创建时间:2019-12-08 12:40

字数:3.6k 阅读:

Arrays

Arrays

数组（array）是和vector类似的一种数据结构，也是用于存储一系列同类型的objects。但是相比于vector，array offers a different trade-off between performance and flexibility。也就是说，vector是可变长度的容器，其更注重于flexibility；array是固定长度的容器，对于一些固定场合其更拥有更好地performance。

Tips:

当我们无法在编译时就确定数组的长度时，最好使用vector。

因为数组是固定长度的容器，所以数组在定义时其dimension必须是在编译期间就可知，即dimension必须是一个constant expression，例如：

unsigned cnt = 42;
constexpr unsigned sz = 42;
int a[10];  // an array of ten int elements
int *pa[sz];  // an array of 42 pointers elements, each points to an int
int a2[cnt];  // error, cnt is not a constant expression
string s[get_size()];  // ok if get_size() is constexpr, error otherwise.

上例中需要注意的是sz是constexpr，因此其可以用来作为数组初始化的dimension；cnt则不是constant expression，因此编译会报错。
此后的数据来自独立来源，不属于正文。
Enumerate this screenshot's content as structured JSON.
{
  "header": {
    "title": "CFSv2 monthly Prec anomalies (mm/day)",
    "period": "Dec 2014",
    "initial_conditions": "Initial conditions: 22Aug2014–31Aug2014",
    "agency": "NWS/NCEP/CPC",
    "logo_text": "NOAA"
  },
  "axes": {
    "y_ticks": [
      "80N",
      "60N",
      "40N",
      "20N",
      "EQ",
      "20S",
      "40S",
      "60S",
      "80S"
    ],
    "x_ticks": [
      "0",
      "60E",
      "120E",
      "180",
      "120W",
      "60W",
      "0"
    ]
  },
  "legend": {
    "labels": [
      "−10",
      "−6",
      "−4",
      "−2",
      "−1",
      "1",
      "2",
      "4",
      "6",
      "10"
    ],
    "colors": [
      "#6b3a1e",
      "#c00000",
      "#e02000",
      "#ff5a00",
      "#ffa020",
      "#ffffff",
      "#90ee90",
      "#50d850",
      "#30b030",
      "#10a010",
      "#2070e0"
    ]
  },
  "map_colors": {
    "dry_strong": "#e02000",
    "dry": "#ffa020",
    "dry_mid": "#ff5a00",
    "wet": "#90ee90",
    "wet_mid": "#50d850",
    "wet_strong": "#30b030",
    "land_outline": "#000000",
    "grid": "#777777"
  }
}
默认情况下，数组里的elements会被默认初始化：全局的数组会被默认初始化为0，局部的数组会被默认初始化为undefined values。另外，和vector一样，数组也是objects的容器，所以数组里的elements 不可能是reference，因为引用不是object。

`array` intialization

int a[3] = {0,1,2};  // an array of three int elemetns with value 0,1,2
int a2[] = {0,1,2};  // an array of three int elements with value 0,1,2
int a3[5] = {0,1,2};  // an array of 5 int elements, the first three elements have value 0,1,2; the last two elements have default value
string a4[3] = {"hello", "world"};  // an array of 3 string elements, the first two elements have value "hello" and "world", the last one is an empty string.
int a5[2] = {0,1,2};  // error, too many initializers
int a6[10] = {0};  // all elements have value of 0
int a7[10] = {1};  // the first elements has value 1, others are 0

char s1[] = {'c', '+', '+'};  // list initialization, no '\0', length = 3
char s2[] = {'c', '+', '+', '\0'};  // explicit '\0', length = 4
char s3[] = "c++";  // string literals initializer, '\0' added automatically, length = 4;
char s4[6] = "Daniel";  // error, no space for null '\0', "Daniel" can be viewed as a list initializer {'D', 'a', 'n', 'i', 'e', 'l'}
char s5 = s3; // error, initialization with "{...}" expected for aggregate object
char s6[4];
s6 = s3;  // error, s6 is a constant

int a[] = {0,1,2};  // array of three ints
int a2[] = a;  // error, cannot initialize an array with another
a2 = a;  // error, cannot assign one array to another

int *ptra[10];  // ptra is an array of ten pointers elements to int
int (*pa)[10];  // pa is a pointer to an array of ten int elements
int &refa[10];  // error, no arrays of references
int (&ra)[10];  // ok, ra is a reference, binds to an array of ten ints
int *(&a)[10];  // ok, a is a reference to an array of ten pointers

上述例子说明了几种数组的初始化情况，首先是数组的list initializer。当使用list initializer对数组进行初始化时，可以省略掉dimension，此时compiler会根据list initializer的elements数量来推断数组的size，这样会出现三种情况（假设list initializer中有n个elements）：

如果dimension == n，那么数组中每个element的值等于list initializer中每个element对应的值；
如果dimension > n，那么数组中前n个elements的值等于list initializer中每个element对应的值，数组中剩下的elements（即position大于n的elements）都被置为0。
如果dimension < n，那么编译错误（C++中，C中是可能编译通过的）。

Tips:

可以使用int a[100] = {0}的形式将局部数组快速初始化为0。
因为对于list initializer，其会将list中与array对应的element进行赋值（即第a中的第一个element被list中的第一个元素初始化为0），并且将后续的element的值置为0（a中的其余elements被默认初始化为0）。但是这不能将数组所有elements都初始化为非0值，例如上例中的a7[10]，只有第一个element为1，其余为0。实际上，可以直接使用int a[100] = {}初始化所有元素为0，即list中不提供任何element，所有元素都会被默认初始化为0。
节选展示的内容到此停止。